We journalists do lots of reporting on events, occasions, trends, facts and figures. But ultimately, our work is about people: who they are, what they do, where and why. So it’s hardly surprising that we often come across “aptronyms” — that is, names that match a person’s profession, hobbies or other distinguishing characteristics.
Examples: a camp nurse named Sandy Sheets; a burrito restaurateur named John Pepper; a state wetlands coordinator named Alan Quakenbush. Though it’s hard to know whether people’s names influence their actions or career choices, it’s worth noting that four individuals listed below are with the Department of Fish & Wildlife. For certain, it’s a phenomenon that merits further sociological study.
Interestingly, we occasionally come across names that appear to be anti-aptronyms, such as Don Black, the former Ku Klux Klansman who founded the white supremacist website Stormfront. And this year, we’ve included a new category: place-name aptronyms.
So, for what it’s worth, here’s the list of people and places whose names showed up on our radar.
Dallas Anderson: employee at the Texas Roadhouse restaurant in Williston
Dr. John Pane: South Burlington endodontist
Dr. Stephen Payne: St. Albans surgeon
Dr. Michael Katz: Amherst, Mass., veterinarian
Dr. Tom Simpatico: director of the Division of Public Psychiatry at the University of Vermont’s College of Medicine
Robert Rooks: chief game warden, Vermont Fish & Wildlife (rooks are European crows)

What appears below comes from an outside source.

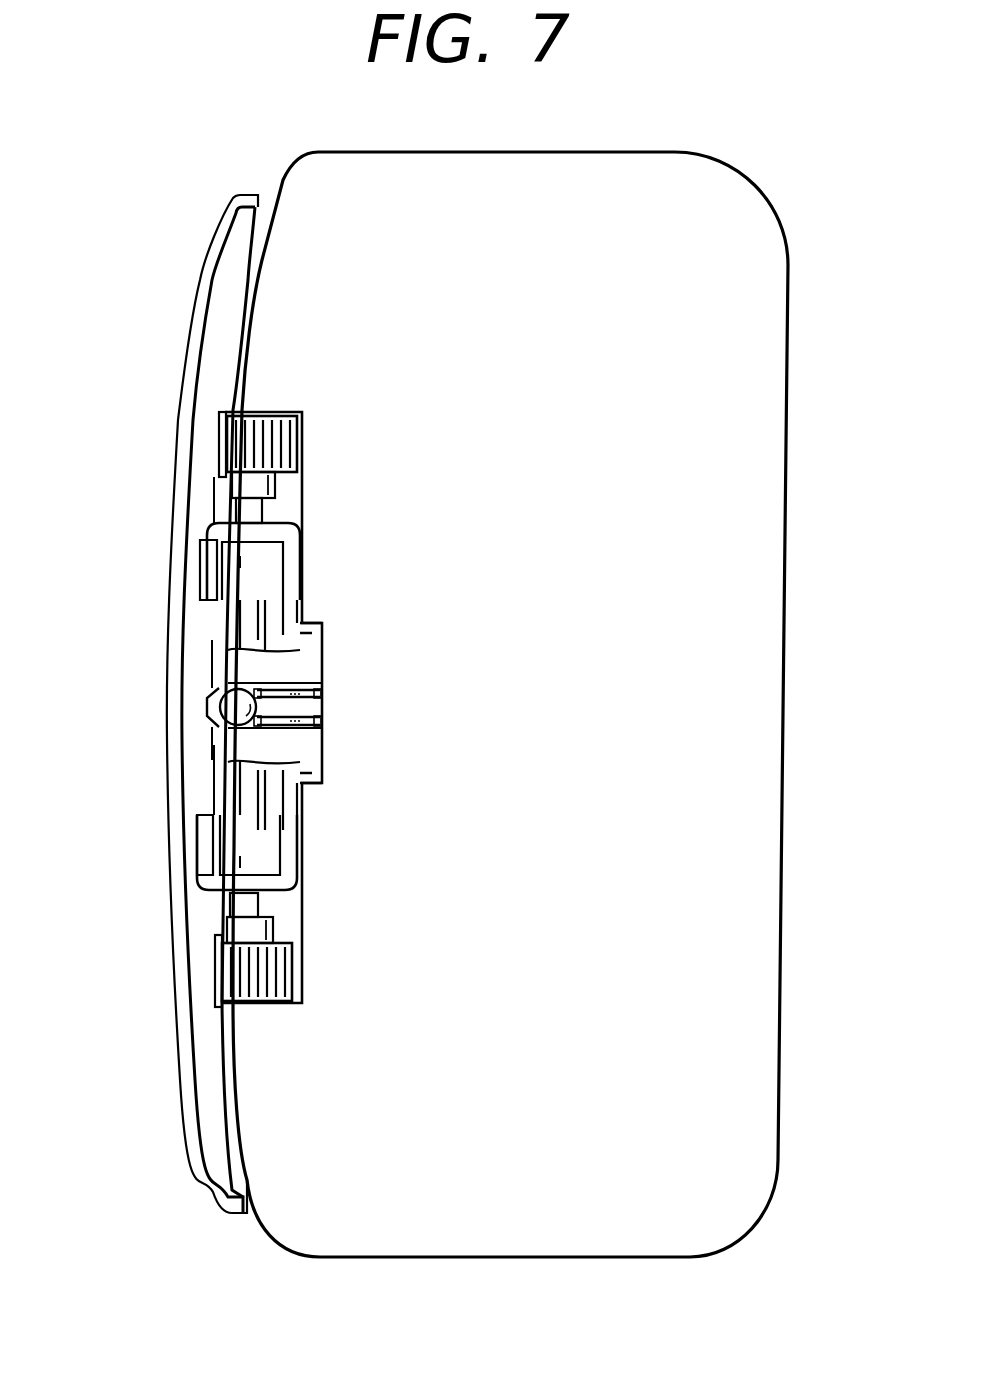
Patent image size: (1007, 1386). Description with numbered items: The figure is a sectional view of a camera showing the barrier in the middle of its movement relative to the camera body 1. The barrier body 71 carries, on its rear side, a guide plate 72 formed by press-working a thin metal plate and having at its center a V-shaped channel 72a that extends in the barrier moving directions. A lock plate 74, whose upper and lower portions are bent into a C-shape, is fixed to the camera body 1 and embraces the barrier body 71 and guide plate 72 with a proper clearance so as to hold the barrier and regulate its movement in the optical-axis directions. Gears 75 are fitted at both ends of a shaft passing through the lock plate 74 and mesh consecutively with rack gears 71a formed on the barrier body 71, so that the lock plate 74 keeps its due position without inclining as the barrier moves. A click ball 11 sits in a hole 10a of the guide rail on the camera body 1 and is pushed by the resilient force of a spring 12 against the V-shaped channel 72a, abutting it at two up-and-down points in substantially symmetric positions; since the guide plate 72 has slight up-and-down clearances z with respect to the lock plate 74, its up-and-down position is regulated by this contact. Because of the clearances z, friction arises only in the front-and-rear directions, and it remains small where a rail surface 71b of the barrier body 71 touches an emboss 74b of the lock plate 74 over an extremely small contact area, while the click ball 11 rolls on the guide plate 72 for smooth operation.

Lucy Herring: Vermont Fish & Wildlife law-enforcement assistant
Forrest Hammond & John Buck: wildlife biologists with the Department of Fish & Wildlife
Luther Martin: professor of religion at UVM
Vincent and Anthony Amigone (“Am-I-gone?”): western New York funeral directors
Margaret Spellings: U.S. secretary of education under President George W. Bush
Kurt Plank: Ferrisburgh builder who does home refurbishing and hand finishing
Beau Breedlove: 18-year-old male alleged to have had an illicit sexual relationship with Portland Mayor Sam Adams
Rev. Wesley Pastor: minister of the Christ Memorial Church in Williston
Jonathan Wood: secretary, Vermont Agency of Natural Resources
John B. Coyne: wealth-management advisor with Smith Barney
Steve Almond: author of Candyfreak
Douglas Laycock: University of Michigan professor and author of Same-Sex Marriage and Religious Liberty: Emerging Conflicts
Michael Blow: suspect arrested in Burlington in late 2008 for alleged crack cocaine trafficking (Blow has a similar 1994 drug conviction)
Erica Houskeeper: domestic and international tourism specialist with the Vermont Department of Tourism
Anne Treadwell: Burlington runner in the 2009 Boston Marathon
Mark Needleman: owner of several Vermont bridal shops
Janet Grant: development director at the nonprofit Dismas House
Robert and Susan Goodby: Vermont couple who sued their vet after their two cats died of alleged veterinary negligence
Mildred and Richard Loving: plaintiffs in the famous 1968 “Loving decision” striking down state laws banning biracial marriage
Dianne Lamb: nutrition and food specialist with the UVM Ag Extension
Doreen Kraft: executive director of Burlington City Arts
Brad Slaughter: supermarket meat manager
Marion Nestle: author of Food Politics and expert on America’s “sugar shortage”
Alison Cook: food editor for the Houston Chronicle
Les Moody: Maine psychiatrist
Ernie Blood: cofounder of the 3-D medical device company Ascension Technology
Neal Wanless, who lives on his family’s 320-acre ranch near Mission, S.D., bought a $232.1 million winning Powerball ticket in the nearby town of Winner.
On August 7, Vermont State Police arrested Ronald Cargill and cited him for “prohibited acts” for allegedly approaching a woman and three children in a public park and rubbing his genitals. According to a police press release, the incident occurred at Ticklenaked Pond in Ryegate.